The new episode of South Beach Sessions starts with real sentimentality, as Dan Le Batard opens his conversation with Mina Kimes by telling her how proud he is of her rise to stardom.
Le Batard noted that when Kimes first started showing up on TV and radio at ESPN, he could see her stress. While he framed it as a standard she held herself to, it seemed clear she felt pressure to be right about every point she made. He noted that, as a man on ESPN, he enjoyed a benefit of the doubt and a level of trust from the audience that Mina Kimes didn’t.
Kimes has been public in the past about the abuse she puts up with on social media. She said it wasn’t as simple fear of racism or sexism that motivated her in that way.
“Certainly, some of it is being an outsider and looking different. That arouses all kinds of feelings in people, not only negative ones,” she said. “Some of it, also, when you’re new, they’re more likely to judge negatively. And that was true, but also, I think, Dan, in retrospect, I could have gotten stuff wrong and I would have been fine. I could have made more mistakes and been looser earlier in my career and I would have survived.”
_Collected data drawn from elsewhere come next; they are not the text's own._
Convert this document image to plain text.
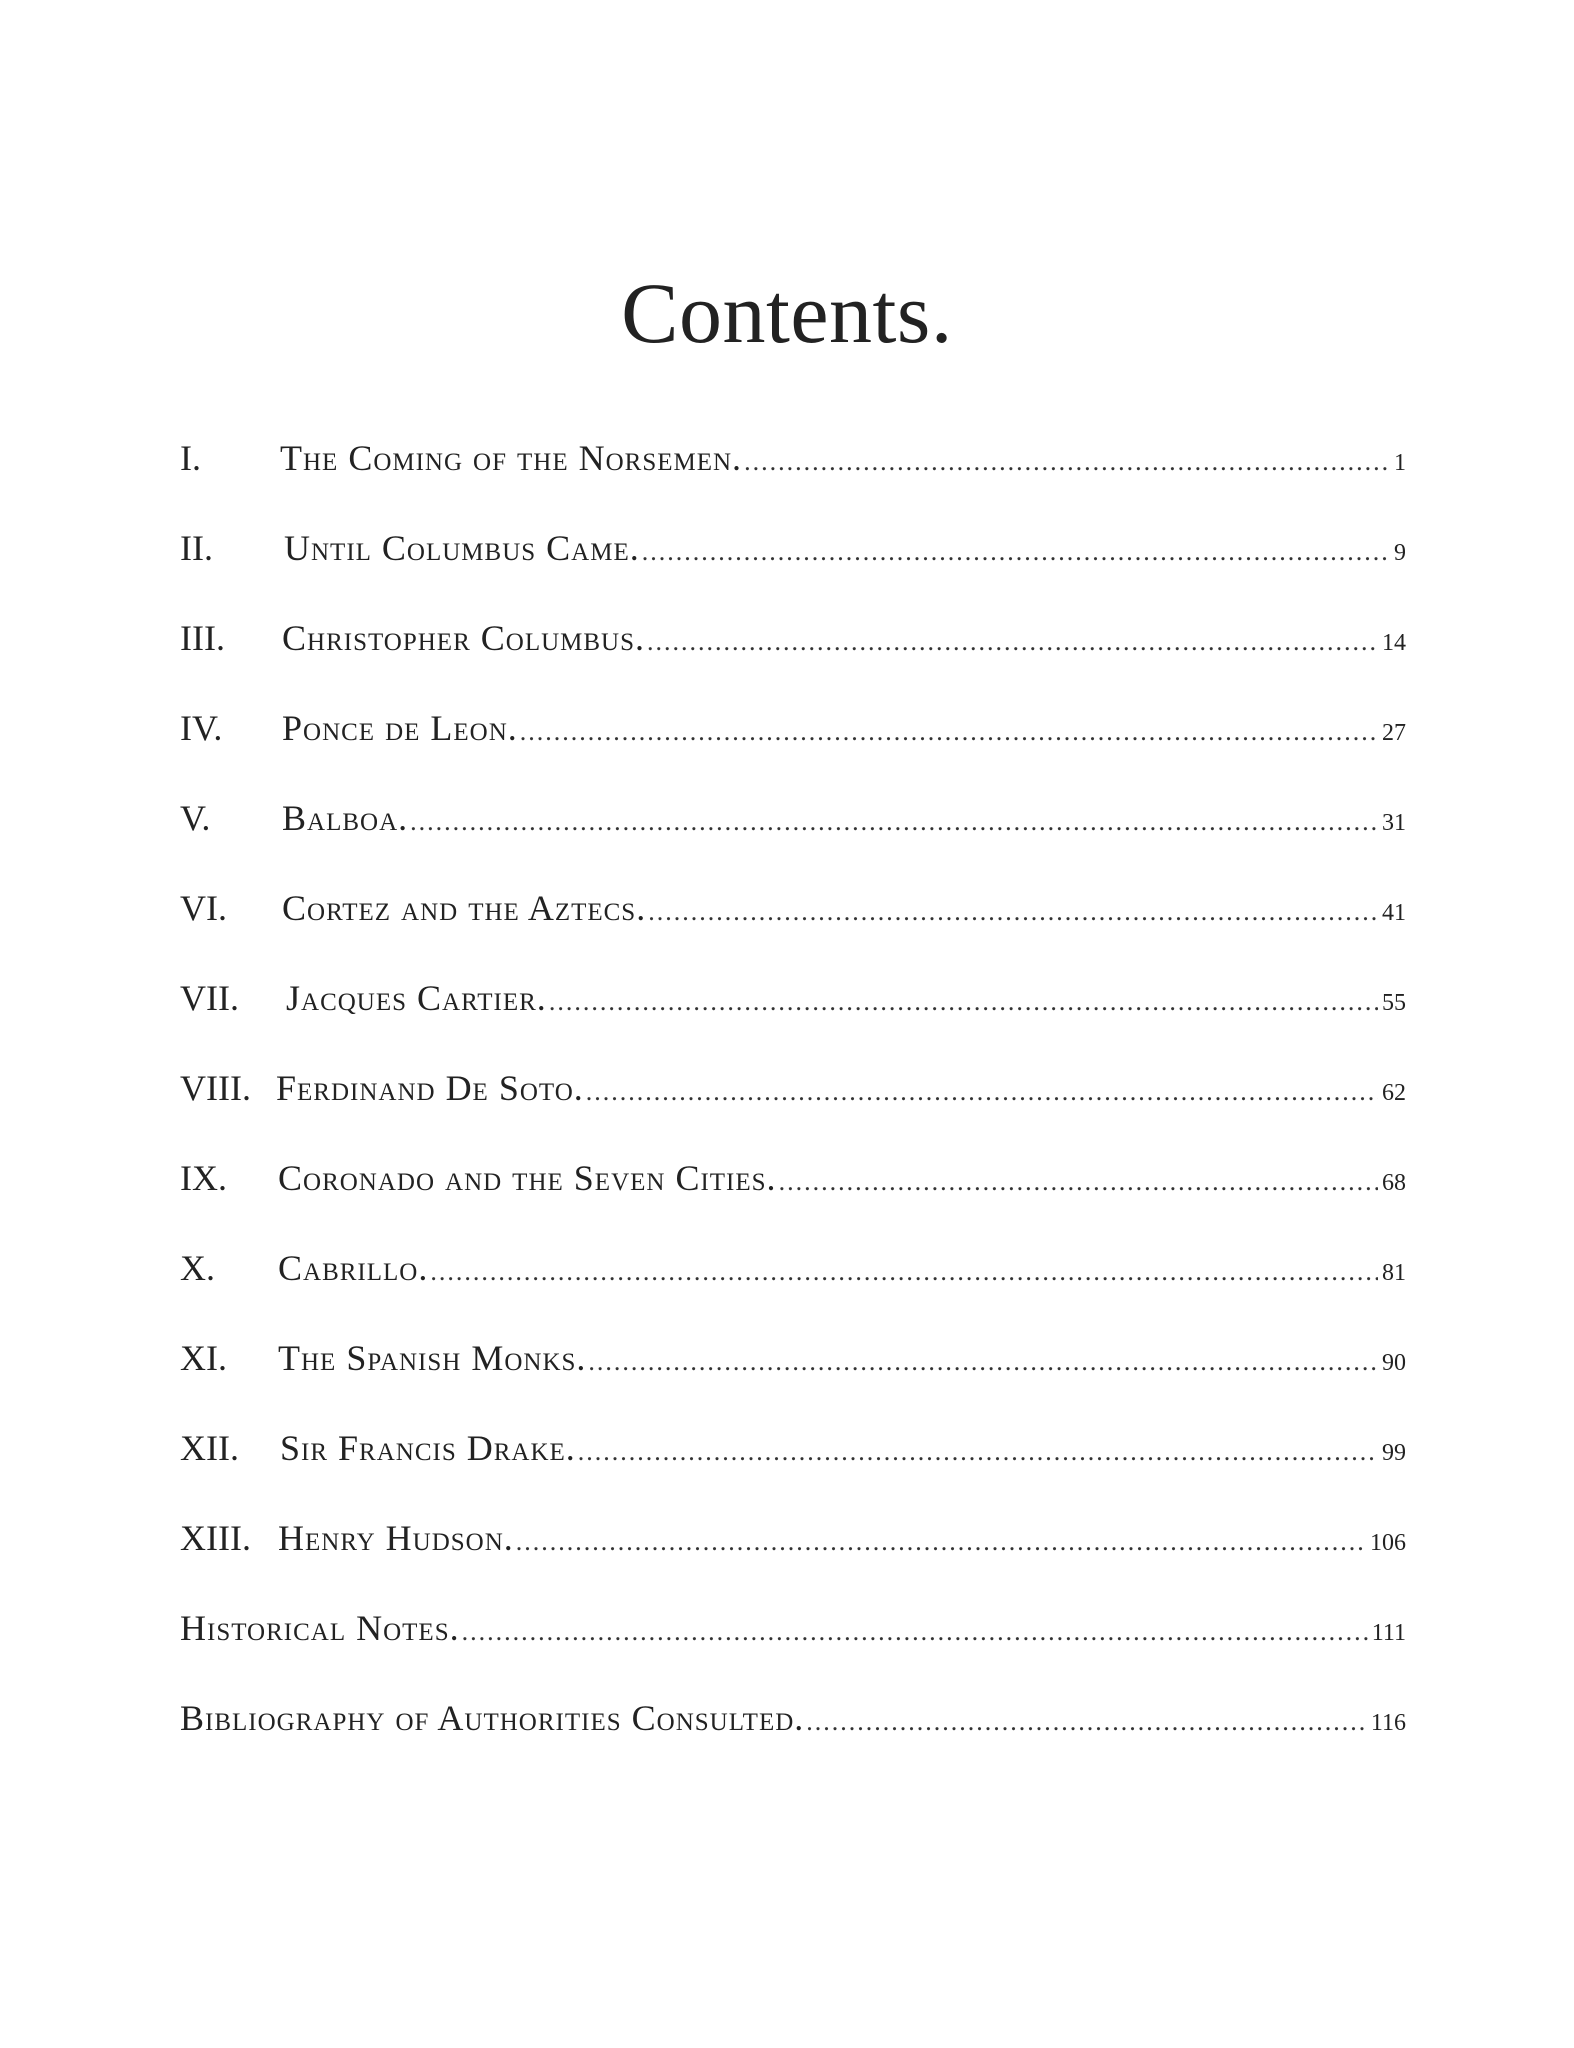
Contents.
I.	The Coming of the Norsemen. .....	1
II.	Until Columbus Came. .....	9
III.	Christopher Columbus. .....	14
IV.	Ponce de Leon. .....	27
V.	Balboa. .....	31
VI.	Cortez and the Aztecs. .....	41
VII.	Jacques Cartier. .....	55
VIII. Ferdinand De Soto. .....	62
IX.	Coronado and the Seven Cities. .....	68
X.	Cabrillo. .....	81
XI.	The Spanish Monks. .....	90
XII.	Sir Francis Drake. .....	99
XIII. Henry Hudson. .....	106
Historical Notes. .....	111
Bibliography of Authorities Consulted. .....	116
She compared the mindset of her early days on television to the way she feels now on the set of NFL Live. She describes the environment as one of true comfort. That has less to do with Laura Rutledge, Marcus Spears, and Dan Orlovsky and more to do with her approach to TV.
“It’s really fun. It’s really easy, and even if it’s not, great. It’s another day and it’s over,” she said.
Dan Le Batard noted that what Mina Kimes has now in her career “is true joy.” While he always enjoyed working with her on The Dan Le Batard Show and Highly Questionable, it is not something he always saw.
“I would say that Mina being that kind of comfortable with the experience was not something that was on Highly Questionable until the end.”
Le Batard has brought several of his favorite Highly Questionable colleagues with him to Meadowlark Media. He has said publicly that he hopes Kimes is next. In February, he tweeted at Bill Simmons that The Ringer will have to get in line behind his company to sign Kimes.